ヒステリックなティアを呆れたように見ていたアッシュが口を挟んだ。
「やると言っているんなら良いんじゃないのか? 罪人の贖罪だろう?」
「何をあなた・・・失礼な人ね! 私は軍人として・・・」
「公爵邸襲撃、王位継承者誘拐、数々の不敬罪。どれをとっても極刑間違いなしじゃねぇか。モースだってそのつもりで崩落するアクゼリュスに送ったんだろう?」
「そんなはず無いわ! シュザンヌ様にはちゃんと謝りました!」
「誘拐したルークには罵倒しかしなかったんだろ。大体これだけの事しでかして、謝りゃすむと思ってるなんて、どんなお目出度い頭してんだよ。何が軍人だ。ダアトでお前の噂は聞いてるぜ。
『身分も階級も理解できないから、とても皆と一緒の職務に付けさせられない』ってな。ユリアは頭が痛いだろうぜ」
「あなた失礼だわ! 馬鹿にしないで!」
「事実しか言ってねぇだろ。
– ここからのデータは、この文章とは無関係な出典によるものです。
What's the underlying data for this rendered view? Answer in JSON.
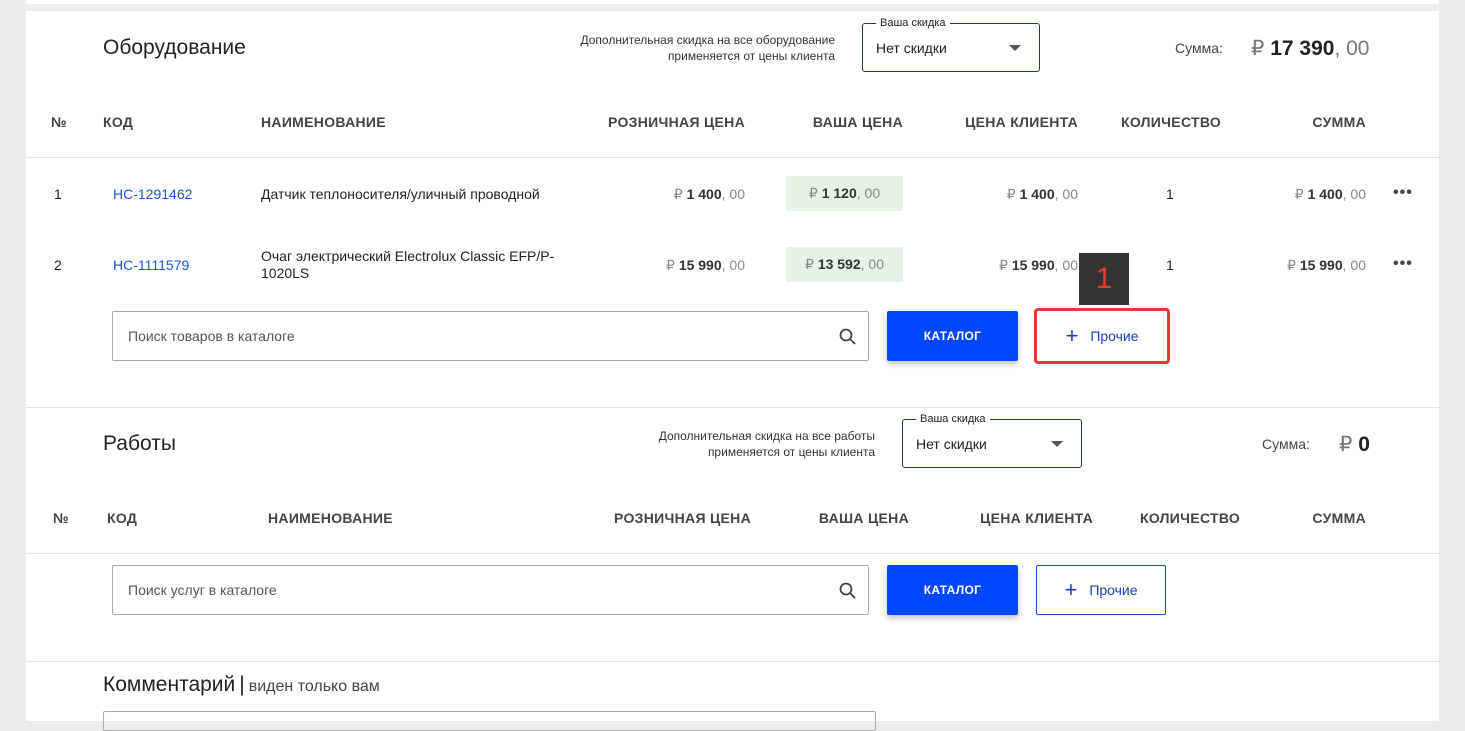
{
  "equipment": {
    "title": "Оборудование",
    "discount_note_line1": "Дополнительная скидка на все оборудование",
    "discount_note_line2": "применяется от цены клиента",
    "discount_legend": "Ваша скидка",
    "discount_value": "Нет скидки",
    "sum_label": "Сумма:",
    "sum_currency": "₽",
    "sum_amount": "17 390",
    "sum_cents": ", 00",
    "columns": {
      "num": "№",
      "code": "КОД",
      "name": "НАИМЕНОВАНИЕ",
      "retail": "РОЗНИЧНАЯ ЦЕНА",
      "your_price": "ВАША ЦЕНА",
      "client_price": "ЦЕНА КЛИЕНТА",
      "qty": "КОЛИЧЕСТВО",
      "sum": "СУММА"
    },
    "rows": [
      {
        "num": "1",
        "code": "HC-1291462",
        "name_line1": "Датчик теплоносителя/уличный проводной",
        "name_line2": "",
        "retail": "1 400",
        "your_price": "1 120",
        "client_price": "1 400",
        "qty": "1",
        "sum": "1 400",
        "cents": ", 00"
      },
      {
        "num": "2",
        "code": "HC-1111579",
        "name_line1": "Очаг электрический Electrolux Classic EFP/P-",
        "name_line2": "1020LS",
        "retail": "15 990",
        "your_price": "13 592",
        "client_price": "15 990",
        "qty": "1",
        "sum": "15 990",
        "cents": ", 00"
      }
    ],
    "currency": "₽",
    "more_glyph": "•••",
    "search_placeholder": "Поиск товаров в каталоге",
    "catalog_label": "КАТАЛОГ",
    "other_label": "Прочие",
    "marker": "1"
  },
  "works": {
    "title": "Работы",
    "discount_note_line1": "Дополнительная скидка на все работы",
    "discount_note_line2": "применяется от цены клиента",
    "discount_legend": "Ваша скидка",
    "discount_value": "Нет скидки",
    "sum_label": "Сумма:",
    "sum_currency": "₽",
    "sum_amount": "0",
    "columns": {
      "num": "№",
      "code": "КОД",
      "name": "НАИМЕНОВАНИЕ",
      "retail": "РОЗНИЧНАЯ ЦЕНА",
      "your_price": "ВАША ЦЕНА",
      "client_price": "ЦЕНА КЛИЕНТА",
      "qty": "КОЛИЧЕСТВО",
      "sum": "СУММА"
    },
    "search_placeholder": "Поиск услуг в каталоге",
    "catalog_label": "КАТАЛОГ",
    "other_label": "Прочие"
  },
  "comment": {
    "title": "Комментарий",
    "separator": "|",
    "hint": "виден только вам"
  },
  "colors": {
    "accent": "#0047ff",
    "link": "#1a56db",
    "highlight": "#e53935",
    "your_price_bg": "#e4f3e6"
  }
}
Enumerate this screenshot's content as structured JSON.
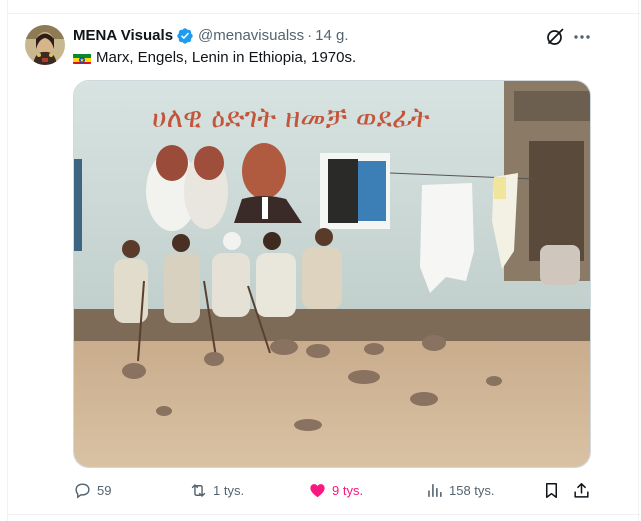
{
  "author": {
    "display_name": "MENA Visuals",
    "handle": "@menavisualss",
    "separator": "·",
    "time": "14 g."
  },
  "tweet": {
    "flag": "ethiopia-flag",
    "text": "Marx, Engels, Lenin in Ethiopia, 1970s."
  },
  "photo": {
    "mural_text": "ሀለዊ ዕድገት ዘመቻ ወደፊት"
  },
  "actions": {
    "replies": "59",
    "retweets": "1 tys.",
    "likes": "9 tys.",
    "views": "158 tys."
  },
  "colors": {
    "verified_blue": "#1d9bf0",
    "like_pink": "#f91880",
    "muted_gray": "#536471",
    "border": "#cfd9de"
  }
}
止めてねぇから、好きにすりゃ良い」
 


メンバー割りは、侃々諤々の末、以下のように決まった。
ちょうどキムラスカからジョゼット・セシル小将、マルクトから贖罪のためにガイが送られてきていたので、彼らも含めて2組のグループを作った。
 
ルーク シリウス アスラン ジョゼット イオン シンク でメジオラ高原
 
アッシュ ティア ジェイド アニス ガイ ナタリア でザレッホ火山
 

戦闘バランスに難が有るが、アッシュがルークをあのメンバーと一緒にするのを嫌がったのだ。
「アッシュ・・・また自虐的なメンバーを選んだもんだね・・・」
シリウスが目頭を押さえる。
「しょうがねぇだろ! シンクが欲しいとこだが、代わりに回せるやつがいねぇ・・・そっちは前衛ばっかで平気か?」
「ああ、俺が後衛と回復をするから。みんな強いから、戦力的に問題は無いと思うよ」

「アッシュ~気をつけてな。終わったら、ケテルブルグで待ち合わせだかんな!」
ぐりぐりアッシュに懐きながらルークが言う。


ロニール雪山は魔物が強力な為、合流してから望む事になったのだ。
他に、ギンジとノエルの護衛に2名ずつ兵を選び、一行はそれぞれ飛び立った。